December 30, 2003

That Evil Walter Market

Xrlq pointed to this article which points out how the vast majority of Californians would benefit if Wal-Mart opens its planned 40 new superstores.

I am fascinated by the popular hostility toward Wal-Mart. When it was announced that they planned to open a new store on the south side of Milwaukee, activists claimed that the community didn't want it, what was wanted was small independent specialty stores. Funny thing is that the land Wal-Mart planned to build on was available because a mall which used to host such shops had turned into a ghost town because nobody shopped there and thus the small businesses had either failed or moved elsewhere.

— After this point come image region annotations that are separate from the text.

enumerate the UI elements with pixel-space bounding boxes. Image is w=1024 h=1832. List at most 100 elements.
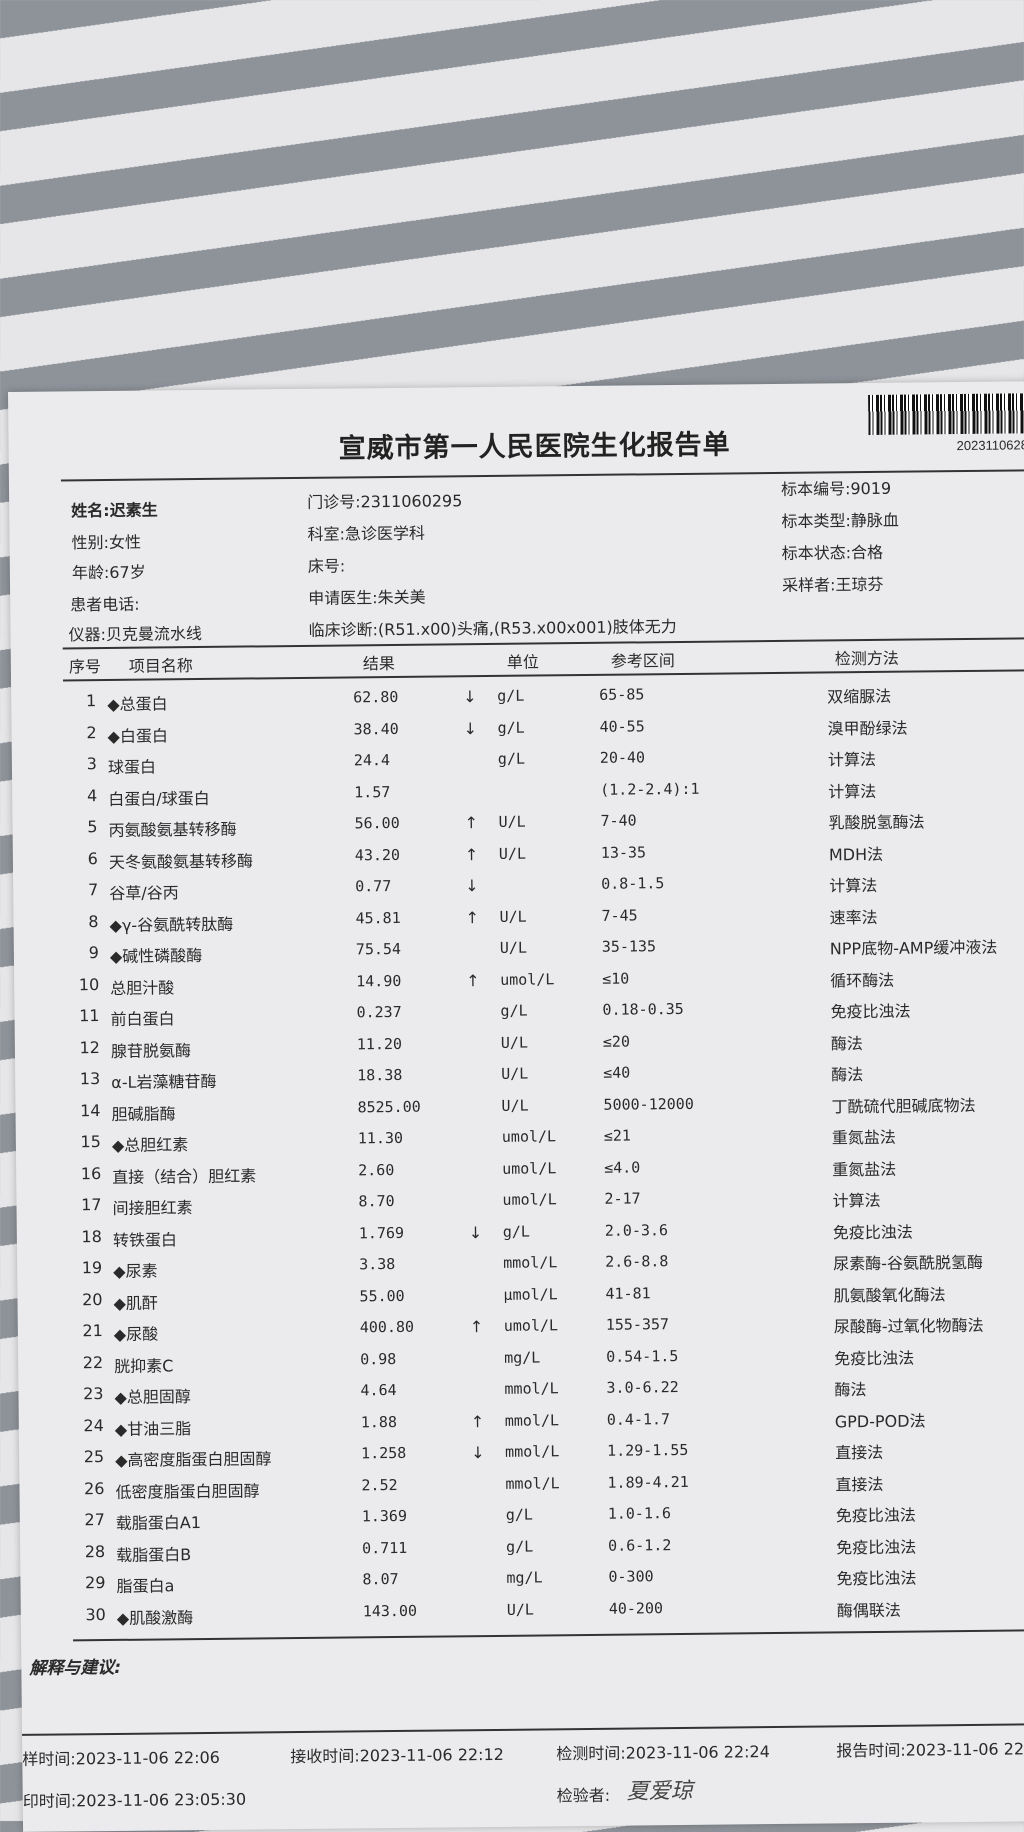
clinical-diagnosis: 临床诊断:(R51.x00)头痛,(R53.x00x001)肢体无力 [308,617,677,640]
row-result: 0.77 [355,877,392,896]
row-item-name: 转铁蛋白 [112,1229,177,1250]
row-seq: 14 [80,1100,101,1120]
row-result: 8.07 [362,1569,399,1589]
row-unit: μmol/L [503,1284,558,1304]
row-method: 直接法 [835,1474,884,1494]
row-result: 24.4 [353,751,391,770]
results-table: 1 ◆总蛋白 62.80 ↓ g/L 65-85 双缩脲法 2 ◆白蛋白 38.40 ↓ g/L 40-… [8,381,1024,1627]
row-item-name: ◆肌酸激酶 [116,1607,194,1628]
row-method: 免疫比浊法 [835,1505,916,1526]
row-reference-range: 7-45 [601,905,638,925]
row-item-name: 脂蛋白a [116,1576,175,1596]
row-item-name: 直接（结合）胆红素 [112,1165,257,1187]
row-reference-range: 0-300 [608,1567,654,1586]
row-result: 62.80 [353,687,399,707]
row-result: 1.258 [361,1443,407,1463]
header-unit: 单位 [506,652,539,672]
row-flag: ↓ [465,876,479,896]
row-flag: ↑ [470,1411,485,1431]
row-reference-range: 1.0-1.6 [607,1504,672,1523]
row-seq: 28 [84,1541,106,1561]
row-reference-range: ≤10 [602,969,630,988]
row-method: 溴甲酚绿法 [827,718,908,738]
row-method: 循环酶法 [830,970,895,990]
row-reference-range: ≤21 [603,1126,632,1145]
row-unit: umol/L [500,969,555,989]
row-result: 55.00 [359,1286,405,1305]
row-seq: 2 [86,722,97,742]
row-item-name: ◆白蛋白 [107,725,169,746]
inspector-signature: 夏爱琼 [626,1778,693,1805]
row-result: 8.70 [358,1191,395,1211]
row-method: 尿酸酶-过氧化物酶法 [833,1315,984,1337]
row-result: 4.64 [360,1380,397,1400]
row-reference-range: 2.0-3.6 [604,1220,669,1240]
row-reference-range: 13-35 [600,842,647,862]
row-result: 11.20 [356,1034,403,1053]
row-reference-range: ≤20 [602,1032,631,1051]
row-method: 丁酰硫代胆碱底物法 [831,1095,976,1116]
row-method: 计算法 [827,749,877,770]
row-result: 1.57 [354,782,391,801]
row-item-name: 天冬氨酸氨基转移酶 [108,850,254,872]
row-unit: umol/L [502,1158,557,1178]
row-result: 1.769 [358,1223,405,1242]
row-unit: g/L [505,1505,533,1524]
row-reference-range: 1.89-4.21 [607,1472,689,1492]
row-result: 143.00 [362,1601,418,1620]
row-item-name: ◆总蛋白 [107,694,168,714]
row-method: 乳酸脱氢酶法 [828,812,925,833]
row-item-name: 丙氨酸氨基转移酶 [108,819,237,840]
row-result: 2.52 [361,1475,398,1494]
row-item-name: 腺苷脱氨酶 [110,1040,192,1061]
row-seq: 5 [87,817,98,837]
row-seq: 3 [86,754,97,774]
print-time: 印时间:2023-11-06 23:05:30 [22,1789,247,1811]
row-result: 11.30 [357,1128,404,1148]
instrument: 仪器:贝克曼流水线 [68,623,203,645]
row-method: 酶偶联法 [836,1600,901,1620]
row-item-name: ◆尿素 [113,1261,158,1281]
header-result: 结果 [362,653,395,674]
row-seq: 23 [83,1384,104,1404]
row-result: 400.80 [359,1317,415,1337]
row-item-name: ◆尿酸 [113,1324,159,1344]
row-method: 计算法 [828,781,877,801]
lab-report-sheet: 宣威市第一人民医院生化报告单 202311062800 姓名:迟素生 性别:女性… [8,381,1024,1832]
row-item-name: 载脂蛋白A1 [115,1513,202,1533]
header-ref: 参考区间 [610,651,675,671]
row-item-name: ◆γ-谷氨酰转肽酶 [109,914,234,935]
row-seq: 4 [86,785,98,805]
row-reference-range: 0.8-1.5 [601,874,665,893]
row-result: 0.711 [362,1538,408,1557]
row-result: 38.40 [353,719,399,738]
row-result: 1.369 [361,1506,408,1526]
row-unit: umol/L [501,1127,557,1146]
row-seq: 21 [82,1321,103,1341]
row-seq: 26 [84,1478,105,1498]
patient-age: 年龄:67岁 [71,562,146,583]
row-seq: 30 [85,1604,106,1624]
row-reference-range: (1.2-2.4):1 [600,779,700,799]
row-reference-range: 0.54-1.5 [606,1346,679,1366]
barcode-number: 202311062800 [956,437,1024,454]
row-result: 75.54 [355,939,402,959]
row-item-name: 总胆汁酸 [110,977,175,998]
report-title: 宣威市第一人民医院生化报告单 [338,429,731,465]
row-result: 3.38 [359,1254,396,1274]
row-unit: mmol/L [505,1442,560,1461]
inspector-label: 检验者: [556,1785,611,1806]
row-unit: U/L [499,938,528,957]
row-unit: g/L [497,718,525,737]
row-method: 酶法 [834,1380,867,1400]
row-seq: 12 [79,1037,100,1057]
row-unit: U/L [500,1033,529,1052]
row-method: 免疫比浊法 [830,1001,911,1022]
row-unit: mg/L [504,1347,541,1367]
row-seq: 7 [87,880,99,900]
row-flag: ↑ [469,1317,484,1337]
row-result: 14.90 [356,971,402,990]
row-seq: 19 [81,1258,103,1278]
row-flag: ↑ [466,970,480,990]
row-item-name: α-L岩藻糖苷酶 [111,1071,217,1092]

One common criticism is that Wal-Mart squeezes their suppliers on pricing. Well, duh! Anyone who buys things for resale does that. Wal-Mart's purchasing volume and logistics sophistication means that it costs less to sell to them; they, and their customers ought to get the benefit. Sears, once this country's largest retailer, was notorious within manufacturing circles for how they treated the manufacturing companies which produced Kenmore and Craftsman merchandise, encouraging them to add capacity to meet promised volume and then threatening to withdraw the order without further concessions.

The most amusing criticism I ever heard was from a young woman who hated Wal-Mart because they treated their employees so well that they were willing to work without being unionized. I asked her if she would like them better if they treated their employees worse, but somehow we never made sense of each others positions.